Several years ago, I converted a small storage area outside my office into an enclosed patio. Sloat Nursery had the perfect fountain on sale and Sunnyside offered two oversized clay pots. But with northern exposure and a ten-foot fence, the lack of direct sunlight was a major concern. I chose two ‘Sally Holmes’ and have never been happier.
I am looking out my window at bunches and bunches of clustered white roses the size of large cantaloupes, some with as many as twenty blossoms per stem. The canes, now heavy with bloom, reach way over and through the redwood lattice, much to the delight of passing pedestrians. Songbirds find refuge in the dark green foliage, dropping down to bathe and sip from the sparkling fountain.
The American Rose Society lists ‘Sally Holmes’ as a shrub but she grows like a climber. Introduced in 1976, ‘Sally Holmes’ is a cross between ‘Ballerina’ (hybrid Musk) and ‘Ivory Fashion’ (floribunda). Not many realize her hybrid Musk parentage that was popularized by the Englishman, Rev. Pemberton after World War I. ‘Sally Holmes’ is a vigorous hardy grower of large proportions, and probably not for a small garden.

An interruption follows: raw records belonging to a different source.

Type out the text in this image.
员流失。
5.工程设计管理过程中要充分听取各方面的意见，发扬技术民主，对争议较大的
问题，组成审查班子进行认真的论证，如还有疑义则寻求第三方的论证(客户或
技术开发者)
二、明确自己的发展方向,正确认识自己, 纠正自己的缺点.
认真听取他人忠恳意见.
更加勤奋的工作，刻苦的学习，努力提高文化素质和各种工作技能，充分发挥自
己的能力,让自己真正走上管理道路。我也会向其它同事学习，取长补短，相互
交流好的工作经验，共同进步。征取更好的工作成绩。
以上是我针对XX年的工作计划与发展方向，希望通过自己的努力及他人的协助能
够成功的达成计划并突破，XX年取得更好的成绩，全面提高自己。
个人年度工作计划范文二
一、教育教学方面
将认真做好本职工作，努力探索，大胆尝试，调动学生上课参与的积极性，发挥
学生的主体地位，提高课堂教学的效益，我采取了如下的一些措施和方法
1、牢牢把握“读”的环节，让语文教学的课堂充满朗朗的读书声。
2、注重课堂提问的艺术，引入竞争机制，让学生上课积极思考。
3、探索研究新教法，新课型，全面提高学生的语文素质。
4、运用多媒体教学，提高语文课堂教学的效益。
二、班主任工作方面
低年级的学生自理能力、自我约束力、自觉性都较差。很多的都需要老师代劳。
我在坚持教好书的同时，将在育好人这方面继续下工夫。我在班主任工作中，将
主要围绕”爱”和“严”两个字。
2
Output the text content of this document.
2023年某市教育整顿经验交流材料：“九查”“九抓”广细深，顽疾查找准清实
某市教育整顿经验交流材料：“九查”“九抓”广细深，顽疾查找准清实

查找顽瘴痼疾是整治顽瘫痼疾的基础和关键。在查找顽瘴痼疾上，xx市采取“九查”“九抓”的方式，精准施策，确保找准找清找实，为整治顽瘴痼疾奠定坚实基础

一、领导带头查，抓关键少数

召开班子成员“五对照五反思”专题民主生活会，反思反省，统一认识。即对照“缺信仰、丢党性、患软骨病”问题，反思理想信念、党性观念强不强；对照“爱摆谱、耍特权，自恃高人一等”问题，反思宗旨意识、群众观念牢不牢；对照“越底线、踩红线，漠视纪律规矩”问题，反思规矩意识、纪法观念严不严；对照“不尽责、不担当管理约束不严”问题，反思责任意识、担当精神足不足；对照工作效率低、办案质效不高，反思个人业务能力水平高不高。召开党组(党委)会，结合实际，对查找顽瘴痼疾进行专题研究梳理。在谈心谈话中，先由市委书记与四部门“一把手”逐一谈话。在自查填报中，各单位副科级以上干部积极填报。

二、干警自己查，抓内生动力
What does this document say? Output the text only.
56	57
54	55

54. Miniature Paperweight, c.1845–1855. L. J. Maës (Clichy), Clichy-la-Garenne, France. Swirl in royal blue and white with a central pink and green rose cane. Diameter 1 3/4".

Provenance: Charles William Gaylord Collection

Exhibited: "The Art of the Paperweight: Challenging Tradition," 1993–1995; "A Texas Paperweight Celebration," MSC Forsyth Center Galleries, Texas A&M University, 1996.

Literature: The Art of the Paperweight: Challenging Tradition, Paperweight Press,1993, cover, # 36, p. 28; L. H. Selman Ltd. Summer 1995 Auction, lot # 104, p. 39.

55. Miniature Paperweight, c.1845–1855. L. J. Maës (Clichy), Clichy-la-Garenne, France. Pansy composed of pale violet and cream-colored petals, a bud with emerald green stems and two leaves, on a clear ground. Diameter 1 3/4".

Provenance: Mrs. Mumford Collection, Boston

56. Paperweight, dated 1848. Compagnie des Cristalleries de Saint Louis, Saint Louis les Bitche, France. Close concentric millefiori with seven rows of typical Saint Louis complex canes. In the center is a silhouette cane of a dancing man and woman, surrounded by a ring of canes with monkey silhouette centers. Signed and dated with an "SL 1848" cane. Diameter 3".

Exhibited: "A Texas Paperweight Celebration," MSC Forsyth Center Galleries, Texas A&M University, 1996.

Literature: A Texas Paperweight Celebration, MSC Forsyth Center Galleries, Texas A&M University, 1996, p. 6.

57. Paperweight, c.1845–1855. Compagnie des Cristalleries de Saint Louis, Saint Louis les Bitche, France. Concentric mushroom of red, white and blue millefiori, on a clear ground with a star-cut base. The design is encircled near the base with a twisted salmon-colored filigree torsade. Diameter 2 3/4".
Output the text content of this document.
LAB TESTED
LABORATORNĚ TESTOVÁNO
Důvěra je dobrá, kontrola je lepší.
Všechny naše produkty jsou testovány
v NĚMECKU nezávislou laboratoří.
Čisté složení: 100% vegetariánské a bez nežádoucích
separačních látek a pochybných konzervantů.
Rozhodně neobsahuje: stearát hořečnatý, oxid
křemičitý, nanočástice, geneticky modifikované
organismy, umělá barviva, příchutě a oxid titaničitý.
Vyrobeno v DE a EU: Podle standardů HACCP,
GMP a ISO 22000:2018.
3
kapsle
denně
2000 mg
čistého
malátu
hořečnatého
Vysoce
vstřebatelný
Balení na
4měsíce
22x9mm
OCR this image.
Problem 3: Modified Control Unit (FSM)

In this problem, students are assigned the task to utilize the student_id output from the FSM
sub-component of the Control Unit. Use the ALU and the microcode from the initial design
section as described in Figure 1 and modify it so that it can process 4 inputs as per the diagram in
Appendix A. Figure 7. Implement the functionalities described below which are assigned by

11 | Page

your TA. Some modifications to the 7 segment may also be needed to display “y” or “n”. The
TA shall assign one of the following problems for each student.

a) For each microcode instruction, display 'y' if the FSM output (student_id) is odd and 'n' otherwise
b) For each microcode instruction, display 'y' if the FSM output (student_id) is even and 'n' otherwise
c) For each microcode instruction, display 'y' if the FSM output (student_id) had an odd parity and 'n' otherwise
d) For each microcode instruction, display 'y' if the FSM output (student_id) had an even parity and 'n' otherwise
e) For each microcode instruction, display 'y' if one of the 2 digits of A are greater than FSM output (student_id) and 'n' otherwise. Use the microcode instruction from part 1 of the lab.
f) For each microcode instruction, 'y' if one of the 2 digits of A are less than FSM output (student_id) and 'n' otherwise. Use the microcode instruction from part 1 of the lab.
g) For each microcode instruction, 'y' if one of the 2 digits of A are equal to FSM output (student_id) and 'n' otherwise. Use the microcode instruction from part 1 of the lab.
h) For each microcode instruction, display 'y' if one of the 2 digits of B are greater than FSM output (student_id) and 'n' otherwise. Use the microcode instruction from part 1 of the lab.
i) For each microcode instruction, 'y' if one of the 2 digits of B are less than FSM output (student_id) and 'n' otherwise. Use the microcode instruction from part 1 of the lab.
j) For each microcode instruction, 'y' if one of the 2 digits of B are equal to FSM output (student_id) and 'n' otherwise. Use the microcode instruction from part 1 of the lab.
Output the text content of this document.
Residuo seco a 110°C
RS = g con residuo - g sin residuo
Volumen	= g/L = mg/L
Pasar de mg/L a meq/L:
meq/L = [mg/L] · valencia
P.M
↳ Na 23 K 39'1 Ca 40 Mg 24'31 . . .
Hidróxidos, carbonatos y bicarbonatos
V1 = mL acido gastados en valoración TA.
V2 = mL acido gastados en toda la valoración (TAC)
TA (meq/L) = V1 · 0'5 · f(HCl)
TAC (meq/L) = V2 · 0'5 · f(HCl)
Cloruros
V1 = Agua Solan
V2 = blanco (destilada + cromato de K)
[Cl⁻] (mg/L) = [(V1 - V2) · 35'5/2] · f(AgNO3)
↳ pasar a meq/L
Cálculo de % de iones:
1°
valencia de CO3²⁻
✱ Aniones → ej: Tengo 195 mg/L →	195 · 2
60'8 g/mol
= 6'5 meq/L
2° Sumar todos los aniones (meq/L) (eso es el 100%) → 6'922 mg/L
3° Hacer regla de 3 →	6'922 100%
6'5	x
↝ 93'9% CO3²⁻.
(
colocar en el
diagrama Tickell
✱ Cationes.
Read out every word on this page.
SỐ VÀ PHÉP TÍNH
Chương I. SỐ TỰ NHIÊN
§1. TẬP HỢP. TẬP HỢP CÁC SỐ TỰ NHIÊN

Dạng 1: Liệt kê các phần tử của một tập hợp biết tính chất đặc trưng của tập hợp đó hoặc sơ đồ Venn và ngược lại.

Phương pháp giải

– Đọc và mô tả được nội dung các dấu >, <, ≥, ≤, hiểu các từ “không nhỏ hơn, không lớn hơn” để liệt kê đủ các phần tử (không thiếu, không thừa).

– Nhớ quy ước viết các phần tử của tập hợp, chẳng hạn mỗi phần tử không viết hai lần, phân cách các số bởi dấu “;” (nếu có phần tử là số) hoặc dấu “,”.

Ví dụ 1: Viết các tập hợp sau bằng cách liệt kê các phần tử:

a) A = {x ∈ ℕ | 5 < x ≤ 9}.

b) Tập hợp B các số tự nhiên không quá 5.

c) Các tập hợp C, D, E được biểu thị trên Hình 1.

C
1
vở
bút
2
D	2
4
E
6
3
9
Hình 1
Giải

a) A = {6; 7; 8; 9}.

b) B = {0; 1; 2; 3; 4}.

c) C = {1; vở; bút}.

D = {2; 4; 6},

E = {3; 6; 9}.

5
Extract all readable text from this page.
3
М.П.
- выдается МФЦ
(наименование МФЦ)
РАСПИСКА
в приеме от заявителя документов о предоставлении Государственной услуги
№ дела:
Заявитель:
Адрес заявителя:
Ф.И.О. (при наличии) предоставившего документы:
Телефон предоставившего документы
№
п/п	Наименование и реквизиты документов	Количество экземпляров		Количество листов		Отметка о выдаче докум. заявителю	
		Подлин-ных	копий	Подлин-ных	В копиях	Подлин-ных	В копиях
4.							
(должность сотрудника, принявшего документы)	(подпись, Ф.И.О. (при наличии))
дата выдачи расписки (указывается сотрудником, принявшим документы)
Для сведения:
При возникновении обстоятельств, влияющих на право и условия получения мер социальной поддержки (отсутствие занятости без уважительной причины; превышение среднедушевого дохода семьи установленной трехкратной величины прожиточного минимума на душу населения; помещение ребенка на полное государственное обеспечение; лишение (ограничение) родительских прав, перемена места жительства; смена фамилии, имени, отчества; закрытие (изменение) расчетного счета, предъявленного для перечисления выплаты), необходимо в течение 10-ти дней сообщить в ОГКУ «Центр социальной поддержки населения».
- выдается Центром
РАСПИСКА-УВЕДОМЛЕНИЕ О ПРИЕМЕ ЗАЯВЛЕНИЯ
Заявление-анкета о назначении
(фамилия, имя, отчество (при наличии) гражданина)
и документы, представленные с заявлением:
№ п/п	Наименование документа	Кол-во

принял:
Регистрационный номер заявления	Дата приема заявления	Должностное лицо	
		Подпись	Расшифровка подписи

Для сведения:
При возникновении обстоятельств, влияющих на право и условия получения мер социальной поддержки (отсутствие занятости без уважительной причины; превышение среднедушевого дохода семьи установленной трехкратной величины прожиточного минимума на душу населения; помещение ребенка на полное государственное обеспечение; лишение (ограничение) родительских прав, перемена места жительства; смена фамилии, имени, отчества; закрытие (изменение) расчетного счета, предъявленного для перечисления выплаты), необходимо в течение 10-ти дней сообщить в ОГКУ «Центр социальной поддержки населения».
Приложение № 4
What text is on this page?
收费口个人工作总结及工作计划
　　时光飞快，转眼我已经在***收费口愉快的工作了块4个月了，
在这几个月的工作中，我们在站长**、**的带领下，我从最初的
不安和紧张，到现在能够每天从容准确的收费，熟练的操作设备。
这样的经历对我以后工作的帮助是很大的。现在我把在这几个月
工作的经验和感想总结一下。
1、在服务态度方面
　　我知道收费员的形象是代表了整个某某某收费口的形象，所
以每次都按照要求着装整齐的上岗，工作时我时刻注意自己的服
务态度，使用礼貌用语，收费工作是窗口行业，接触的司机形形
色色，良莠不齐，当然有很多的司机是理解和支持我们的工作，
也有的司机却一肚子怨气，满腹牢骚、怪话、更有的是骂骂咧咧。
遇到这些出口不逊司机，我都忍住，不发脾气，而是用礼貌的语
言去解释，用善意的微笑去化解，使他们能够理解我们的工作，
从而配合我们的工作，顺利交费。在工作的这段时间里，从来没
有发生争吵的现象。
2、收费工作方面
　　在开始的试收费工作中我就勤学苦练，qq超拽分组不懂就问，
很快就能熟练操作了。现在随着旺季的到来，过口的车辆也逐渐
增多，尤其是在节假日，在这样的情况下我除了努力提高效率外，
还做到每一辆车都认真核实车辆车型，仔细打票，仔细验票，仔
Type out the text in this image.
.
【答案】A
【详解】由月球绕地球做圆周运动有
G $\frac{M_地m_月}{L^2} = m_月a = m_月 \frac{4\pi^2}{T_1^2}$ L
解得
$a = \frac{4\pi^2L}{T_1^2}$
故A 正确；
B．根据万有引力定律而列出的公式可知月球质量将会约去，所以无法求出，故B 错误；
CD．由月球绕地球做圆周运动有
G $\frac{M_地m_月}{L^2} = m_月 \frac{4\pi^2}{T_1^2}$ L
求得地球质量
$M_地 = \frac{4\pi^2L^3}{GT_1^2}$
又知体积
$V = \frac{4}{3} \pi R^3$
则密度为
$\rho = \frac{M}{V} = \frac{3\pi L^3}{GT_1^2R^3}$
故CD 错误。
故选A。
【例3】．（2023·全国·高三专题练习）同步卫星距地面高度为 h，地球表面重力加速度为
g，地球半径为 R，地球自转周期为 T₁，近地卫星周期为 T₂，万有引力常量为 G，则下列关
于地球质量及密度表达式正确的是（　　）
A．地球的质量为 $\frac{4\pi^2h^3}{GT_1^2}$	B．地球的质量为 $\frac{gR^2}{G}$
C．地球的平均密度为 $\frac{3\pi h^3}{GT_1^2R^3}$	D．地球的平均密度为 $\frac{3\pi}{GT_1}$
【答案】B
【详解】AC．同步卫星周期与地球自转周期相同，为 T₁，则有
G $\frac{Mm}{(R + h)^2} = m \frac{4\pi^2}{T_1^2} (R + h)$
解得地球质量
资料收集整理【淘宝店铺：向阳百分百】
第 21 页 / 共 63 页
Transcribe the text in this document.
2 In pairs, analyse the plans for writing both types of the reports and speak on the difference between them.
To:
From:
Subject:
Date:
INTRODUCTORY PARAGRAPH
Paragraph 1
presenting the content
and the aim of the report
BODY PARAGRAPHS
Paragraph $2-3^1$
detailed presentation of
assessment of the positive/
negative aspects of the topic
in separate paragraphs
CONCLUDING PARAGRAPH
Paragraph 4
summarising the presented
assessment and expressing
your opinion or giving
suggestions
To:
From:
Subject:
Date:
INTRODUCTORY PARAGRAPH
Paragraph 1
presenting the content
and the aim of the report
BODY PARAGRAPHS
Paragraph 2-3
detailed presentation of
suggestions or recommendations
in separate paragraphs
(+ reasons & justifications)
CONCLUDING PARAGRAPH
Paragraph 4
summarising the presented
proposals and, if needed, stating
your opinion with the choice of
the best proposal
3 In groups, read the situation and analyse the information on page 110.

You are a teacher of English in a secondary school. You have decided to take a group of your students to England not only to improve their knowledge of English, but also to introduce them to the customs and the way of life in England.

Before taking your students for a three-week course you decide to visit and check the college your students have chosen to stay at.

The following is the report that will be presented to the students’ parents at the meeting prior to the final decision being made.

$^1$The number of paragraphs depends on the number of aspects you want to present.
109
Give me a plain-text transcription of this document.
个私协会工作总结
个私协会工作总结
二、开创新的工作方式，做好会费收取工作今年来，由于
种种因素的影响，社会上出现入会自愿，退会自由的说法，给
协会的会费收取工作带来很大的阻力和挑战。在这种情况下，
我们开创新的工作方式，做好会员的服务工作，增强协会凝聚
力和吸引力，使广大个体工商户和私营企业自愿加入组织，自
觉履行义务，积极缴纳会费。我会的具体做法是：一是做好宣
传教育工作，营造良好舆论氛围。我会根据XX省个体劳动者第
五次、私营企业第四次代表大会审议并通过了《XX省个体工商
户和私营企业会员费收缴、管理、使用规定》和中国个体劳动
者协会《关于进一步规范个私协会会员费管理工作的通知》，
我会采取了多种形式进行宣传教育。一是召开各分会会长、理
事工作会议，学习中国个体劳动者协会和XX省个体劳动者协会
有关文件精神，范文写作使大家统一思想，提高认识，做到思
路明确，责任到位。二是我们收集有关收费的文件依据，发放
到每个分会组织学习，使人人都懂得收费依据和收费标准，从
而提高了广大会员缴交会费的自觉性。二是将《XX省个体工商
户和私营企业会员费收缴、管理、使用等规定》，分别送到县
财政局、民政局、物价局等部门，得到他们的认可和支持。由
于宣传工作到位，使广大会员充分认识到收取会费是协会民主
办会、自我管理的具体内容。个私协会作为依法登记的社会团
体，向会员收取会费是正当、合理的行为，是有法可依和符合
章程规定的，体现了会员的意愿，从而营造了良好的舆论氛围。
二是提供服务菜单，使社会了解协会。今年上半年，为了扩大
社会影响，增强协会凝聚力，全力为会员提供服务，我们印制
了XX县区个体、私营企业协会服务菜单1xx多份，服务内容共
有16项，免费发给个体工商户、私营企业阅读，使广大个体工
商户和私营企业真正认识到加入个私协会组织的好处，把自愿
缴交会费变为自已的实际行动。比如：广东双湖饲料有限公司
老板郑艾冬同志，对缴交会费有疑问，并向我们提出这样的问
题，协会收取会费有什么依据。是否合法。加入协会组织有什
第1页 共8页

Aside from seasonal aphids, which I wash off with water, neither have suffered any insect damage, perhaps because of the symbiotic bird life. My concerns that lack of sunlight would encourage mildew, blackspot and rust also have been ill-founded. These plants have been completely disease resistant. I do water regularly and deeply, much more than in the home garden, where we have two more of equal performance. And periodically, I mix in a couple of tablespoons of Maxsea fertilizer, but that’s it.
‘Sally Holmes’ is described as a white rose but you can find photos of her tight buds almost apricot in shade, unfolding into petals trimmed with a pinkish tint, ending in a perfect white. The single, five petal blooms, sometimes reach four inches in width. A simply spectacular rose.